1. It was the spring of 1965 and the natives along Wabash Ave were celebrating a Friday afternoon after classes and a kegger along Wabash Avenue. Those years, the Delt and Phi Psi house were on one side and the Sigs, Betas, and Tekes the opposite. It was decided by the body politic that a water fight between "teams" representing their respective sides of the street was in order, although any alliance at that time between Sigs and Betas was always suspect and neither of those two could be trusted by the Tekes. Soon weapons escalated from balloons to buckets and from Rhyne surrogates to everyone, and the team competition gave way to the fun of dousing every car going to and from the shift change at Donnelly. Then the fire hydrants were opened. As always seemed to occur when fun such as this was being had, C-ville's finest showed up with no sense of humor regarding either the car washing or the street watering. Seriously outnumbered and several beers behind, C-ville's finest were watered down and their squad car washed on the inside.

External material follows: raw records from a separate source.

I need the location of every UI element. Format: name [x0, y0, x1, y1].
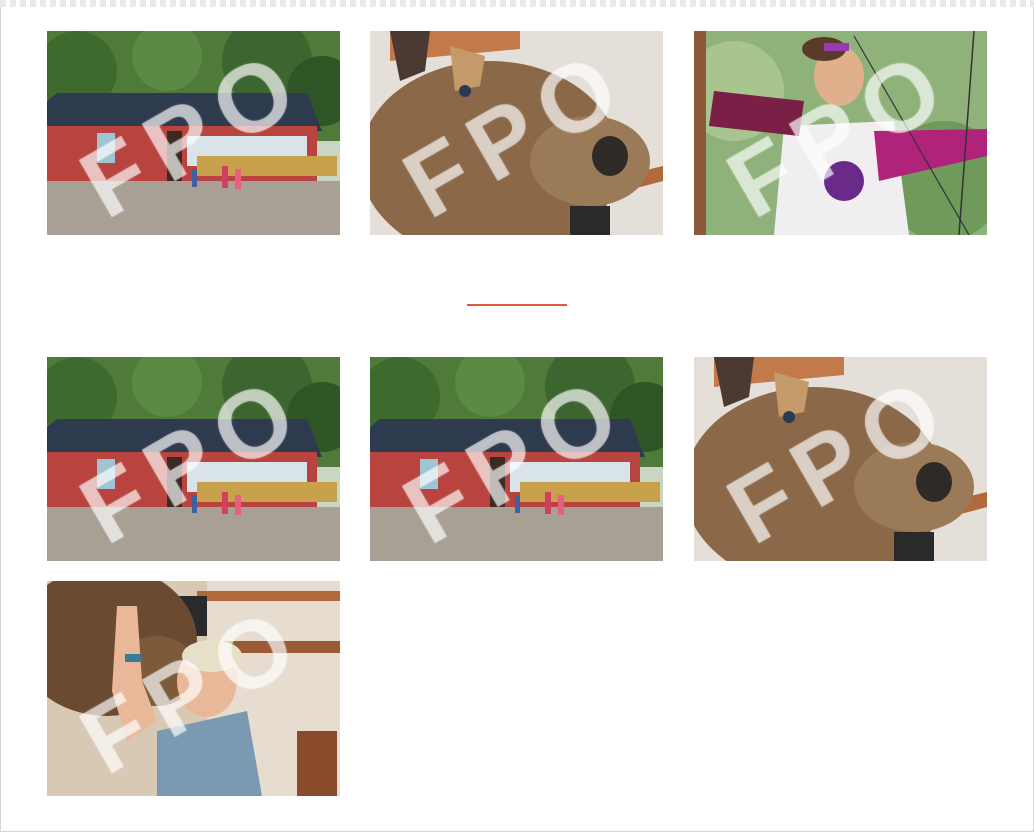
moose-image — [370, 31, 663, 235]
gallery-photo-woman-moose[interactable]: FPO — [47, 581, 340, 796]
gallery-photo-moose-2[interactable]: FPO — [694, 357, 987, 561]
moose-image — [694, 357, 987, 561]
gallery-photo-lodge-3[interactable]: FPO — [370, 357, 663, 561]
lodge-image — [370, 357, 663, 561]
archery-image — [694, 31, 987, 235]
lodge-image — [47, 31, 340, 235]
gallery-photo-moose-1[interactable]: FPO — [370, 31, 663, 235]
gallery-photo-lodge-2[interactable]: FPO — [47, 357, 340, 561]
top-border — [0, 0, 1034, 7]
section-divider — [467, 304, 567, 306]
woman-moose-image — [47, 581, 340, 796]
gallery-photo-lodge-1[interactable]: FPO — [47, 31, 340, 235]
lodge-image — [47, 357, 340, 561]
gallery-photo-archery[interactable]: FPO — [694, 31, 987, 235]
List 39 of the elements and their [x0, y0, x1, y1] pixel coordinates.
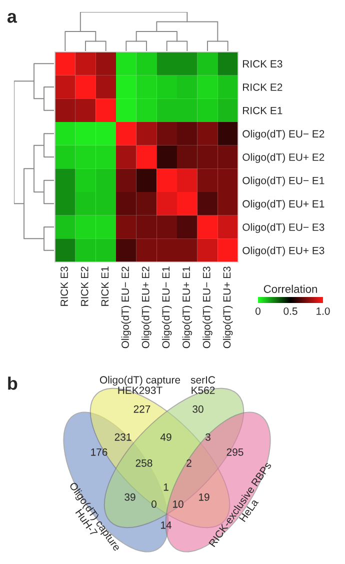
chart-title: a: [7, 12, 18, 23]
text: 258: [136, 459, 152, 467]
y-tick-label: Oligo(dT) EU− E1: [242, 176, 324, 186]
text: 231: [114, 433, 132, 441]
color-bar-label: 0: [256, 307, 260, 315]
x-tick-label: RICK E2: [80, 266, 88, 306]
y-tick-label: Oligo(dT) EU+ E2: [242, 153, 324, 163]
x-tick-label: Oligo(dT) EU+ E1: [182, 266, 192, 348]
x-tick-label: Oligo(dT) EU− E1: [162, 266, 172, 348]
color-bar-label: 1.0: [316, 307, 330, 315]
x-tick-label: Oligo(dT) EU+ E2: [142, 266, 152, 348]
y-tick-label: RICK E3: [243, 60, 282, 68]
color-bar-title: Correlation: [264, 284, 317, 293]
text: serIC K562: [190, 376, 216, 394]
y-tick-label: RICK E1: [243, 106, 282, 114]
y-tick-label: Oligo(dT) EU+ E1: [242, 200, 324, 210]
text: 0: [152, 500, 156, 508]
x-tick-label: RICK E3: [60, 266, 68, 306]
text: Oligo(dT) capture HEK293T: [100, 376, 180, 394]
text: 30: [192, 405, 204, 413]
text: 295: [226, 448, 244, 456]
y-tick-label: RICK E2: [243, 84, 282, 91]
text: 49: [160, 433, 172, 441]
text: 10: [173, 500, 184, 508]
text: 176: [91, 448, 108, 456]
text: 227: [134, 405, 150, 413]
text: 2: [186, 459, 192, 467]
text: 3: [206, 433, 210, 441]
text: 39: [124, 493, 136, 501]
y-tick-label: Oligo(dT) EU− E2: [242, 130, 324, 140]
text: 1: [164, 484, 168, 491]
text: 14: [161, 522, 172, 529]
text: 19: [199, 493, 210, 501]
text: b: [8, 376, 18, 390]
x-tick-label: Oligo(dT) EU− E2: [121, 266, 132, 348]
color-bar-label: 0.5: [284, 307, 298, 315]
x-tick-label: RICK E1: [101, 266, 109, 306]
y-tick-label: Oligo(dT) EU+ E3: [242, 246, 324, 256]
y-tick-label: Oligo(dT) EU− E3: [242, 223, 324, 233]
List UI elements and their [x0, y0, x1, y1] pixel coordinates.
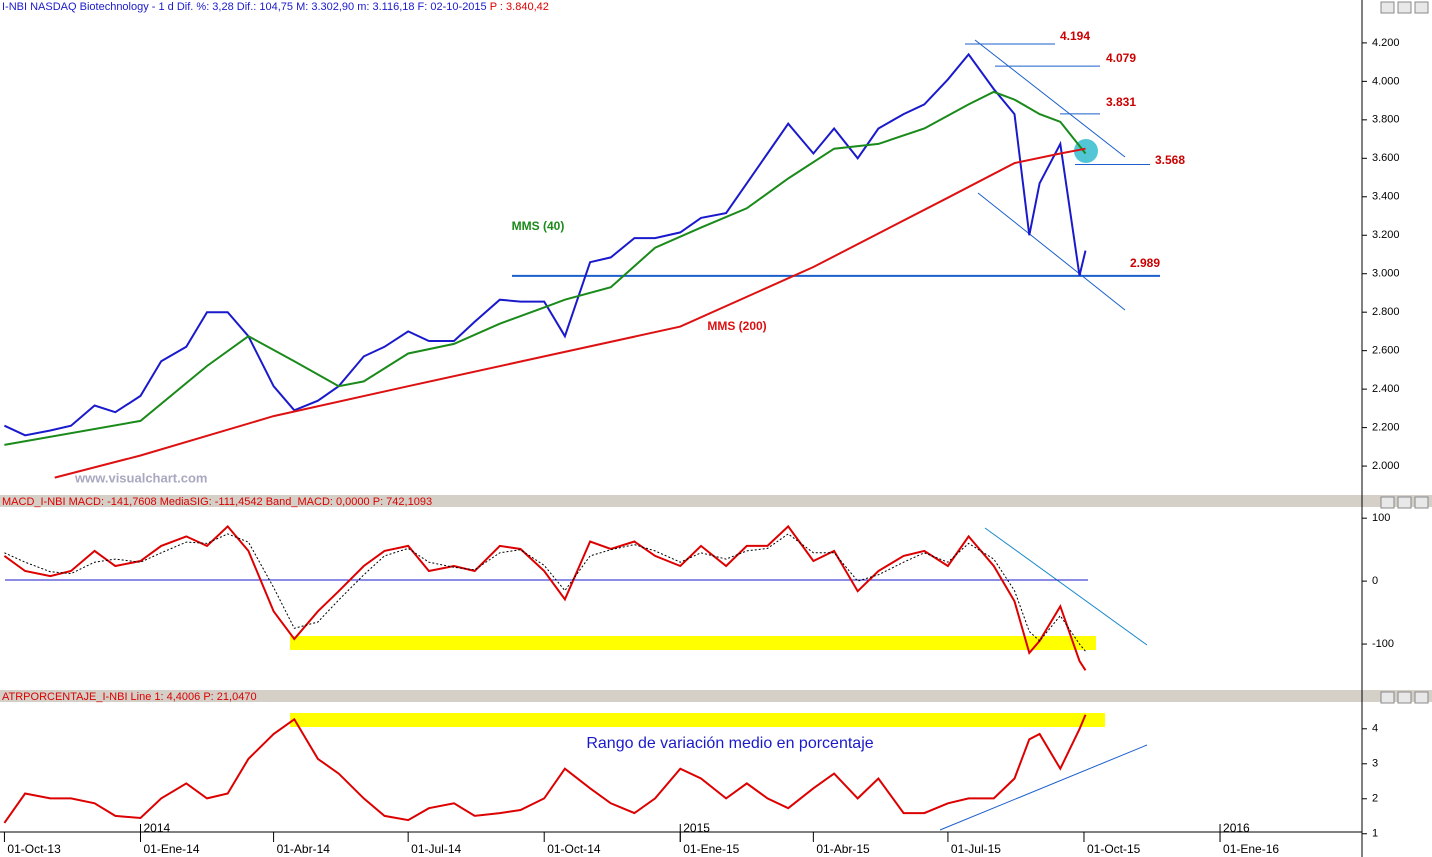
header-price: P : 3.840,42 [490, 1, 549, 13]
series-line [4, 90, 1087, 446]
close-button[interactable] [1414, 496, 1429, 509]
y-tick-label: 4.000 [1372, 75, 1400, 87]
y-tick-label: -100 [1372, 638, 1394, 650]
level-label: 3.568 [1155, 153, 1185, 167]
x-tick-label: 01-Ene-15 [683, 842, 739, 856]
panel-header: MACD_I-NBI MACD: -141,7608 MediaSIG: -11… [2, 496, 432, 508]
close-button[interactable] [1414, 1, 1429, 14]
panel-separator [0, 495, 1432, 507]
y-tick-label: 3.200 [1372, 229, 1400, 241]
y-tick-label: 3 [1372, 758, 1378, 770]
y-tick-label: 2.600 [1372, 345, 1400, 357]
header-price: P: 742,1093 [373, 496, 432, 508]
y-tick-label: 3.600 [1372, 152, 1400, 164]
year-tick-label: 2014 [143, 821, 170, 835]
y-tick-label: 2.200 [1372, 422, 1400, 434]
y-tick-label: 2.800 [1372, 306, 1400, 318]
series-line [3, 714, 1087, 824]
panel-separator [0, 690, 1432, 702]
y-tick-label: 3.800 [1372, 114, 1400, 126]
maximize-button[interactable] [1397, 496, 1412, 509]
x-tick-label: 01-Ene-16 [1223, 842, 1279, 856]
maximize-button[interactable] [1397, 1, 1412, 14]
series-label: MMS (40) [512, 219, 565, 233]
x-tick-label: 01-Jul-15 [951, 842, 1001, 856]
y-tick-label: 2 [1372, 793, 1378, 805]
header-text: ATRPORCENTAJE_I-NBI Line 1: 4,4006 [2, 691, 200, 703]
header-text: MACD_I-NBI MACD: -141,7608 MediaSIG: -11… [2, 496, 370, 508]
y-tick-label: 4.200 [1372, 37, 1400, 49]
header-text: I-NBI NASDAQ Biotechnology - 1 d Dif. %:… [2, 1, 487, 13]
y-tick-label: 2.000 [1372, 460, 1400, 472]
trend-line [984, 527, 1148, 646]
window-buttons [1380, 1, 1429, 704]
trend-line [939, 744, 1148, 831]
series-line [3, 52, 1087, 437]
y-tick-label: 0 [1372, 575, 1378, 587]
x-tick-label: 01-Abr-15 [816, 842, 870, 856]
maximize-button[interactable] [1397, 691, 1412, 704]
series-label: MMS (200) [707, 319, 766, 333]
x-tick-label: 01-Abr-14 [277, 842, 331, 856]
level-label: 4.079 [1106, 51, 1136, 65]
highlight-band [290, 636, 1096, 650]
year-tick-label: 2016 [1223, 821, 1250, 835]
y-tick-label: 1 [1372, 828, 1378, 840]
y-tick-label: 100 [1372, 512, 1390, 524]
level-label: 3.831 [1106, 95, 1136, 109]
minimize-button[interactable] [1380, 691, 1395, 704]
watermark: www.visualchart.com [74, 470, 207, 485]
x-tick-label: 01-Oct-15 [1087, 842, 1141, 856]
series-line [3, 524, 1087, 671]
minimize-button[interactable] [1380, 496, 1395, 509]
year-tick-label: 2015 [683, 821, 710, 835]
x-tick-label: 01-Oct-14 [547, 842, 601, 856]
highlight-band [290, 713, 1105, 727]
annotation: Rango de variación medio en porcentaje [586, 735, 873, 752]
y-tick-label: 2.400 [1372, 383, 1400, 395]
panel-header: I-NBI NASDAQ Biotechnology - 1 d Dif. %:… [2, 1, 549, 13]
level-label: 4.194 [1060, 29, 1090, 43]
x-tick-label: 01-Ene-14 [143, 842, 199, 856]
minimize-button[interactable] [1380, 1, 1395, 14]
y-tick-label: 3.000 [1372, 268, 1400, 280]
trend-channel [977, 192, 1126, 311]
y-tick-label: 4 [1372, 723, 1378, 735]
header-price: P: 21,0470 [203, 691, 256, 703]
y-tick-label: 3.400 [1372, 191, 1400, 203]
close-button[interactable] [1414, 691, 1429, 704]
panel-header: ATRPORCENTAJE_I-NBI Line 1: 4,4006 P: 21… [2, 691, 257, 703]
series-line [4, 533, 1086, 652]
level-label: 2.989 [1130, 256, 1160, 270]
series-line [54, 147, 1086, 479]
x-tick-label: 01-Jul-14 [411, 842, 461, 856]
x-tick-label: 01-Oct-13 [7, 842, 61, 856]
trend-channel [974, 39, 1126, 158]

It was at this time—a few nanoseconds before the Townie Enforcers uncradled their version of Gatling guns—that Dean Moore entered the scene, slowly walking down the center of the street saying "Gentlemen ... it is time to go home." I was in the Delt front yard with a goodly number of others, including Nick Nizamoff. It was decided that on the count of three all of us would rush Dean Moore and douse him. On the count of three, all of us except Nick chickened out and stood there. Nick did not get the word. Nick charged alone and dumped his load of water on the Dean. Dean Moore grabbed Nick and placed the larger man on the ground, saying "Mister Nizamoff. I will see you in my office tomorrow morning." With that, all of us "gentlemen" quietly went home and the constables closed off the hydrants, mounted their soggy vehicle and went wherever very wet policemen go. Nick suffered the next few hours with his scholastic and future life passing in front of him until, later that evening, very quietly, Dean Moore let Nick know no meeting was required and all was forgiven.

2. My brother is ten years younger than I and also attended Wabash. Freshman Sunday came and on that Sunday evening (for reasons I cannot understand, not having the same urges) my brother chose to go to the library. He was returning to the Phi Psi house with several books, when out of the shadows clad in "cat hat", scarf, and lighted pipe stepped Dean Moore. He said to my brother: "You are Jeff Fisher aren't you?" To this, my brother, a Rhyne of all of ten hours, responded timidly "yes". The Dean then said "Brother of Jay Fisher, is that right?" Again a timid "yes". "Well then" says the Dean. "I am going to call you little Fisher". And this he did for quite some time; my brother believing that either I had really done something or else 'Dean Moore knows all'. The answer, of course, is/was 'Dean Moore knows all.' It was only years later that Dean Moore let me in on the secret ... he studied the names, faces, and background of all incoming Freshmen in order that he could converse with them with familiarity upon first casual meeting (and perhaps begin the myth of total knowledge and total sight which served Dean Moore so well).

From: John Holt
Subject: Re: Services for Dean Norman Moore
In my two years at Wabash, I only visited Dean Moore's office once. I knew him better from the Scarlet Inn and from encounters around campus. I have met more than my share of deans since then, but Dean Moore remains my benchmark, both as dean and as gentleman.